Cyrano (Review)

Let’s get the positives out of the way. First of all, Peter Dinklage, as you would expect, is very good in Cyrano. What he has to work with is not great, and he hardly has the chance to prove himself as the next musical star, but his obvious skill as a performer works out in the film’s favour. Joe Wright (working with frequent cinematographer Seamus McGarvey) is a competent visualist, and the production design is what you would expect. It all looks fancy and though it lacks originality, visually speaking, it certainly sits handsomely on the screen. Wright is good at fussiness and formality, and this conveys itself well. As a technician, he’s a safe pair of hands, especially for this kind of period picture, and the result is favourable.

This aside, Cyrano just doesn’t really work. It is an adaptation of a stage musical, itself an adaptation of the classic work, and (without experience with the show) it is hard to say whether its failings are unique to the film. As a musical, it feels filmic rather than stagey (a plus point) but it doesn’t feel like a particularly good film musical. The songs are uniformly uninteresting and a few of them are laughable, influenced further by their staging. Haley Bennett’s Roxanne rolling around on a bed in excitement over a letter is notably hilarious (it shouldn’t be, it is framed and edited so as to be ‘sensual’, the result is ridiculous); a late stage number (again about letters) just introduces a bunch of new characters who vaguely sing, in very forced rhymes, about the loved ones they have left behind due to war. The impact of this latter number is supposed to be deeply emotive, the actual resonance is one of confusion. Speaking of confusion, an early number pushes into the Hamiltonification of musicals, so to speak, where Dinklage gets a go at a pseudo rap battle, a style one scene commits to but that the film never returns to (the result being one odd moment). It is also the worst offender for the cringeworthy lyricism: Dinklage verbally sparring while actually sparring (with a sword) is overkill.

But that’s the film: overkill. Perhaps overwrought is better. Everything is dialled way up to the extent that nothing really impacts (a lot of it being accidentally, and inappropriately, funny, including the very final moment). We run at pace through a lot of narrative, with a variety of conflicting characters, and never really get any grounding for any of them. Roxanne is there to be pretty and to be the object of affection. She loves a man, Kelvin Harrison Jr.’s de Neuvillette and we have to believe her because she says she does. She sees him once, you see, as in literally glances at him, and that is the foundation for a film long infatuation. It is an inherited plot point from a classic source, but that doesn’t mean it is done well. This is where Dinklage’s Cyrano gets involved, he loves Roxanne also (we know he does because he says it) but sees himself as unlovable. Traditionally, Cyrano is supposed to have an exaggerated nose, here the nose is Dinklage’s regular nose. This isn’t the reason for him feeling unlovable, that is shifted to Dinklage’s stature. It is an interesting way of framing the narrative and gives it some impact, but this isn’t helped by a wider sense of artificiality. This one divergence is the only interesting touch and it is not allowed to have much impact, nor dealt with any interesting way.

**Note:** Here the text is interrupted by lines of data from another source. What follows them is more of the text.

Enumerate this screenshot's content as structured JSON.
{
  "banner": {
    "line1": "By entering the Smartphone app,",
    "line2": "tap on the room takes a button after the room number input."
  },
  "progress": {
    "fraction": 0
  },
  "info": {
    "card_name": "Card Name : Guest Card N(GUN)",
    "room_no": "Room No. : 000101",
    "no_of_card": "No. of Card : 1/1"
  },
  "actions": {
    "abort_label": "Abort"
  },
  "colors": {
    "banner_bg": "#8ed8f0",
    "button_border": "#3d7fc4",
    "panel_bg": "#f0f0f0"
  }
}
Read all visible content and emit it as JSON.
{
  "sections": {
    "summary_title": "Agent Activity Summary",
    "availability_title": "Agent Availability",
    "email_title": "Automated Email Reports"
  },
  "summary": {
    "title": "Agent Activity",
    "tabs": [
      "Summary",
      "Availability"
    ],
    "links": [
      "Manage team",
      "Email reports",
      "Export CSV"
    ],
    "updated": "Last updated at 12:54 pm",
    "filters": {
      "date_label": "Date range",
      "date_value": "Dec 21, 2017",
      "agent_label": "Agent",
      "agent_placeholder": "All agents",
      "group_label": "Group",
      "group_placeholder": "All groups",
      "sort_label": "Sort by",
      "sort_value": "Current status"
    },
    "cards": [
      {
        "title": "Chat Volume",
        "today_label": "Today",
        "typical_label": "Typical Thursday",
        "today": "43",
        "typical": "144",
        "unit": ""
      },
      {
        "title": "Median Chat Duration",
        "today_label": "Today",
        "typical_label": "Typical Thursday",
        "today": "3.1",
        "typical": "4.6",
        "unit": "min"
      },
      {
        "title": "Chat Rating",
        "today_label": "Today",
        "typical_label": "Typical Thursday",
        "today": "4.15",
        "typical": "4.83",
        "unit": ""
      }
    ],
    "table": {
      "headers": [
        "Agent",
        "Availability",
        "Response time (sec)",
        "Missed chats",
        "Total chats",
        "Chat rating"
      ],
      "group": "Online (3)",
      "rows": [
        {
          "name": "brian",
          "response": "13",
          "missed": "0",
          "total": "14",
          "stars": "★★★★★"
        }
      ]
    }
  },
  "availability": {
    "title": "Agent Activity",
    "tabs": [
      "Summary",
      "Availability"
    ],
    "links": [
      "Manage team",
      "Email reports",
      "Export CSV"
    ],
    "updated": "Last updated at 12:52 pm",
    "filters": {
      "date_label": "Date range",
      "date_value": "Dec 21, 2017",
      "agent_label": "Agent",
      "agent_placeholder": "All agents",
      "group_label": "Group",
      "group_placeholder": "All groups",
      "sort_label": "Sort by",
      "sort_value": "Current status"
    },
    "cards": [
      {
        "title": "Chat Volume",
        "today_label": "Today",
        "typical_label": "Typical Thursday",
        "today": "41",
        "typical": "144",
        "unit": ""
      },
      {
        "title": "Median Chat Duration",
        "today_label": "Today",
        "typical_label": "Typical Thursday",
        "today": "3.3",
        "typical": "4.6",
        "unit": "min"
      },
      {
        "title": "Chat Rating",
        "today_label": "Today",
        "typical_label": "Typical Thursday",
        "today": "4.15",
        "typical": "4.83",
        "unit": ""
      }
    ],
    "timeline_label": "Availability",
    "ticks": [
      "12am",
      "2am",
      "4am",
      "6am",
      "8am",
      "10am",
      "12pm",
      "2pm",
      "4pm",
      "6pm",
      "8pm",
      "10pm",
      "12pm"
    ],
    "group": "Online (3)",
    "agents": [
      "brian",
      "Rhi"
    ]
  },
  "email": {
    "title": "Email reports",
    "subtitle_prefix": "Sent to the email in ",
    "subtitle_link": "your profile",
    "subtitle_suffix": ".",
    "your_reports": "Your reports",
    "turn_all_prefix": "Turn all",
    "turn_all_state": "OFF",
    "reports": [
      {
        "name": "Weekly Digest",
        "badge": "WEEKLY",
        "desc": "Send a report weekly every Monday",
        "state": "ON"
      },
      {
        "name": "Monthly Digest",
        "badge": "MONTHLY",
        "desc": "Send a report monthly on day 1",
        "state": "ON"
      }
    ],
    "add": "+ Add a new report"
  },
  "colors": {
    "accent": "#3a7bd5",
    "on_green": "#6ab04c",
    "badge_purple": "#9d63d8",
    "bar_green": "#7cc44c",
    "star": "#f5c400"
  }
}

A lot of this comes down to the central conflicts feeling under justified. We burst through incidents and plot points, as mentioned, and have so little traction. Characters don’t have enough definitional moments on screen to be characters and occasionally they sing, mostly they don’t. The moments of singing are sporadic, random even. Plotting duties are unevenly handled: a lot of it is handled through song (and the songs aren’t good enough for this) but then a lot of it that feels like it merits a song isn’t given one. Outside of this, the film functions in large exposition drops, especially at the start and end, that are incredibly clunky. The whole affair doesn’t fit together very well, the overwhelming issue is that every plot point or character moment feels only there to tick off obligations to the source. Nothing feels internally justified: I don’t believe in any of the relationships, characters or their actions. Everybody is so clearly obeying a structure, a script, and this saps the film of energy and joy.